Sources : MESRI | Observatoire des inégalités | INSEE — Femmes et hommes, l’égalité en question.
FAQ — Féminisation enseignement supérieur France 2026
Quelle est la part des femmes dans l’enseignement supérieur en France en 2026 ?
Les femmes représentent 56 % de l’ensemble des effectifs de l’enseignement supérieur français en 2026. À l’université, ce taux monte à 60 % aussi bien en licence qu’en master.
Dans quelles filières les femmes sont-elles les plus nombreuses ?
Les formations paramédicales et sociales comptent 84 % de femmes, suivies des masters de lettres, langues et arts (71 %) et des sciences humaines et sociales (65 %). À l’opposé, les formations d’ingénieurs (30 %) et les classes préparatoires scientifiques (40 %) restent très masculines.
La part des femmes en ingénierie progresse-t-elle en France ?
Oui, mais lentement. La part des femmes dans les formations d’ingénieurs est passée de 22 % en 2000 à 30 % en 2026, soit +8 points en 25 ans. L’objectif fixé par les politiques publiques est d’atteindre 40 % d’ici 2030.
Les femmes gagnent-elles autant que les hommes après un master ?
Non. À poste et discipline comparables, les femmes diplômées de master perçoivent 8 à 12 % de moins que leurs homologues masculins à 30 mois de la diplomation selon InsérSup. Cet écart reflète des discriminations persistantes à l’embauche et dans les premières promotions.

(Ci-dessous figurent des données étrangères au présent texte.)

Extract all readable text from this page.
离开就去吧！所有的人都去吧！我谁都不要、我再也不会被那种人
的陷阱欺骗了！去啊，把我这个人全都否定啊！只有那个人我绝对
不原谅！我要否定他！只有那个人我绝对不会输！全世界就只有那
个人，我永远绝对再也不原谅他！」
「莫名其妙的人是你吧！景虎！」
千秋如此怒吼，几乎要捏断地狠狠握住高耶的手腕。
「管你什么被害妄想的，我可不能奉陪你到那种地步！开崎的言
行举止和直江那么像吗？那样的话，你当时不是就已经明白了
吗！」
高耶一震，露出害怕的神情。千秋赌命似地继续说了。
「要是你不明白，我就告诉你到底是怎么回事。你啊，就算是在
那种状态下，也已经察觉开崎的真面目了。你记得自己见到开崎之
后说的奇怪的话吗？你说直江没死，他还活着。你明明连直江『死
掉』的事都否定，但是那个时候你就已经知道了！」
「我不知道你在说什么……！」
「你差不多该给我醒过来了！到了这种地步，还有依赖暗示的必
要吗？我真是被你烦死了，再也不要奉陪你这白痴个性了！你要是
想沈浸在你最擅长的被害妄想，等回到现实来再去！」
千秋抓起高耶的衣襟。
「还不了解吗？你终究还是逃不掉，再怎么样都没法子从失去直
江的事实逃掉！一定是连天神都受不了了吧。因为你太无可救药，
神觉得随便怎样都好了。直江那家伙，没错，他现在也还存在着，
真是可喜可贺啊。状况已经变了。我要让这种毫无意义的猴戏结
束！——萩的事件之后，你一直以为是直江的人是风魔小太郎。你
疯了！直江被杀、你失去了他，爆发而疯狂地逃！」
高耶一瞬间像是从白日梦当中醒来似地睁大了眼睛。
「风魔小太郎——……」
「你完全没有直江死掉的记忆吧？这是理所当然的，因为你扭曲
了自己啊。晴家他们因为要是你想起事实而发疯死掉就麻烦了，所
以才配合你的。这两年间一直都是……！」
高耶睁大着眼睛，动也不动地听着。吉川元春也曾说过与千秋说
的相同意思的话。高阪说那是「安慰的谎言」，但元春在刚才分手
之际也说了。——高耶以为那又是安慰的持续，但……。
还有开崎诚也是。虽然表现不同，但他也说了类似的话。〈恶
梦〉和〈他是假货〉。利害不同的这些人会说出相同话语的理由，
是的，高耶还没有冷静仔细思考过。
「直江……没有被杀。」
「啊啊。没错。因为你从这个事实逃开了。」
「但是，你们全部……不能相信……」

Y a-t-il un plafond de verre dans les carrières académiques ?
Oui. Alors que les femmes représentent 60 % des master, elles ne sont que 47 % des doctorants, 42 % des maîtres de conférences et seulement 27 % des professeurs des universités. Ce déclin progressif avec l’avancement dans la carrière académique est appelé “effet ciseau”.
Quelles politiques existent pour renforcer l’égalité dans le supérieur ?
Les principaux dispositifs incluent le Label EGALE (78 établissements labellisés en 2026), les programmes MINT pour les lycéennes, l’obligation de référent égalité dans chaque établissement depuis 2022, et des plans ministériels pluriannuels en faveur de la parité dans l’enseignement supérieur et la recherche.